They’re common in tv and film but do people actually go around wearing sandwich boards with “The End Of The World Is Nigh” on them, and if so, for what purpose? Is it religious?
I ran into this colorful example in Chicago, and apparently he had several signs that he could rotate through. His manner reminded me of Alzheimer’s or Parkinson’s patients, except that he had complete control over his body (although he walked with a bit of a shuffle). I would say his purpose was to make people aware of The Truth as he understood it.
Not sure you’re going to get a factual answer unless someone who wears such a sign drops in, though.
I knew one guy who would do it at a Farmer’s Market. Totally sane other than being willing to wear a sandwich board. His focus was not so much “the” end is nigh, but “your” end is nigh - you never know when you’re going to die and you should make sure you’re ready for it.
The only other sandwich board person I’ve seen had an anti-homosexual message clearly intended to create fights. I think they just wanted the attention.
I’d look back a number of decades for the origin of this. Cartoons of a dog running off with a string of sausages lasted much longer than open-air butcher shops – I think there are visual images that get established and linger long after the origin has faded.
Being willing to wear one and feeling compelled to you mean!
My neighbor used to paint that sort of things on his house and car.
We moved away very quickly.
Why doesn’t anyone ever see a guy wearing a sandwich board depicting a dog running away with a string of sausages?
Are they really “common” in TV and film? I can’t remember ever seeing one in those media.
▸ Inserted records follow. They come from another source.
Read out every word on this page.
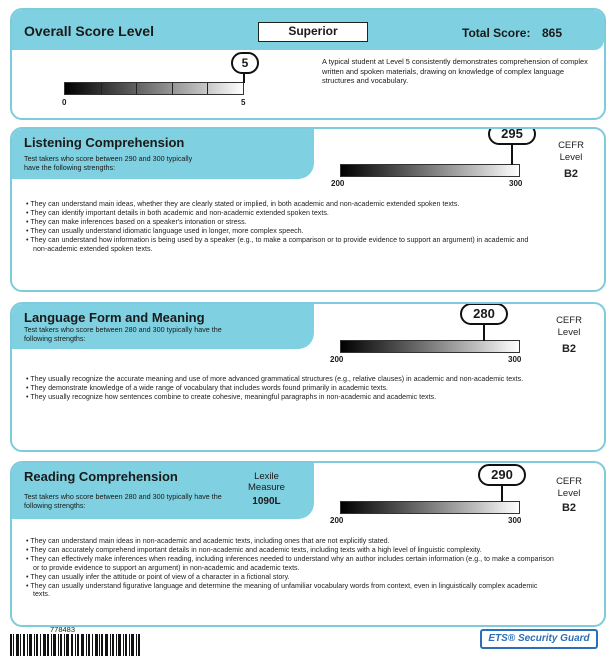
Overall Score Level	Superior	Total Score: 865
5
0	5
A typical student at Level 5 consistently demonstrates comprehension of complex written and spoken materials, drawing on knowledge of complex language structures and vocabulary.
Listening Comprehension
Test takers who score between 290 and 300 typically have the following strengths:
295
200	300
CEFR
Level
B2
• They can understand main ideas, whether they are clearly stated or implied, in both academic and non-academic extended spoken texts.
• They can identify important details in both academic and non-academic extended spoken texts.
• They can make inferences based on a speaker's intonation or stress.
• They can usually understand idiomatic language used in longer, more complex speech.
• They can understand how information is being used by a speaker (e.g., to make a comparison or to provide evidence to support an argument) in academic and non-academic extended spoken texts.
Language Form and Meaning
Test takers who score between 280 and 300 typically have the following strengths:
280
200	300
CEFR
Level
B2
• They usually recognize the accurate meaning and use of more advanced grammatical structures (e.g., relative clauses) in academic and non-academic texts.
• They demonstrate knowledge of a wide range of vocabulary that includes words found primarily in academic texts.
• They usually recognize how sentences combine to create cohesive, meaningful paragraphs in non-academic and academic texts.
Reading Comprehension
Test takers who score between 280 and 300 typically have the following strengths:
Lexile
Measure
1090L
290
200	300
CEFR
Level
B2
• They can understand main ideas in non-academic and academic texts, including ones that are not explicitly stated.
• They can accurately comprehend important details in non-academic and academic texts, including texts with a high level of linguistic complexity.
• They can effectively make inferences when reading, including inferences needed to understand why an author includes certain information (e.g., to make a comparison or to provide evidence to support an argument) in non-academic and academic texts.
• They can usually infer the attitude or point of view of a character in a fictional story.
• They can usually understand figurative language and determine the meaning of unfamiliar vocabulary words from context, even in linguistically complex academic texts.
778483
ETS® Security Guard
I see them mostly in comic strips.
Plenty of nutcases with signs around here (New York), but few actual sandwich boards. Come to think of it, I’ve never seen one.
The signs often go into minute detail, in very small print, about the conspiracy or impending end-times event or whatever it is the sign-bearer feels the need to warn his fellow New Yorkers of. I dont’ bother to read them.
But sandwich boards, and signs in general, are so inefficient now that we’ve got the Internet.
An Gadaí, I once saw a guy with a sandwich board saying “The end of the world is nigh” standing outside Shankill DART station, in the early 1990s.
I can find examples from 1928, in the popular press. But, they become much more common in the 1940s and later.
Or a guy wearing a sandwich board with a guy wearing a barrel painted on it, and a dog running past with the string of sausages. The guy in the barrel could be yelling “Repent!” at the dog.
I saw a guy wandering around with a sandwich board at Speakers Corner, Hyde Park, London. It was just at the outset of the Iraq war but I don’t know if the message related specifically to that or was just a general message. On the board it just said: IT’S GONNA GET WORSE
(for some reason I thought that was quite funny)
Damn, I came into this thread to mention this guy. I lived in Chicago for years, and I would guess that I saw him about a third of the time whenever I had occasion to go to the Mag Mile.
We had a guy with not a sandwich board, but several signs on a pole. He gave up mobility for more signage and stood on the corner of a busy intersection holding the pole, turning it slowly so you could read everything while waiting at the light. Repent stuff, it was. He disappeared when the weather got hot last year and was not back – at least at the intersection I passed through – this year.
Anyone remember the DC board-wearin’ woman? She lapsed into coherence every once in a while so I wouldn’t be surprised if she had a site. Not the across-from-the-WH one, the sign-totin’, G’town and elsewhere one.
What I want to know is: how do these crazy, seemingly homeless bums get their hands on impeccable sandwich boards and a paintbrush?
There have been activists camped out across from the White House for ages, with placards and boards arguing that nuclear weapons are going to destroy civilization. They don’t walk around with them, though.
Was there a general tendency for the wording to be “…Nigh” in the U.K., and “…Near” in the U.S.? Not that there haven’t been plenty of instances of “nigh” here, but still…
I’ve never seen one in Ireland. Nutcases seem to be more into pictures of aborted foetuses.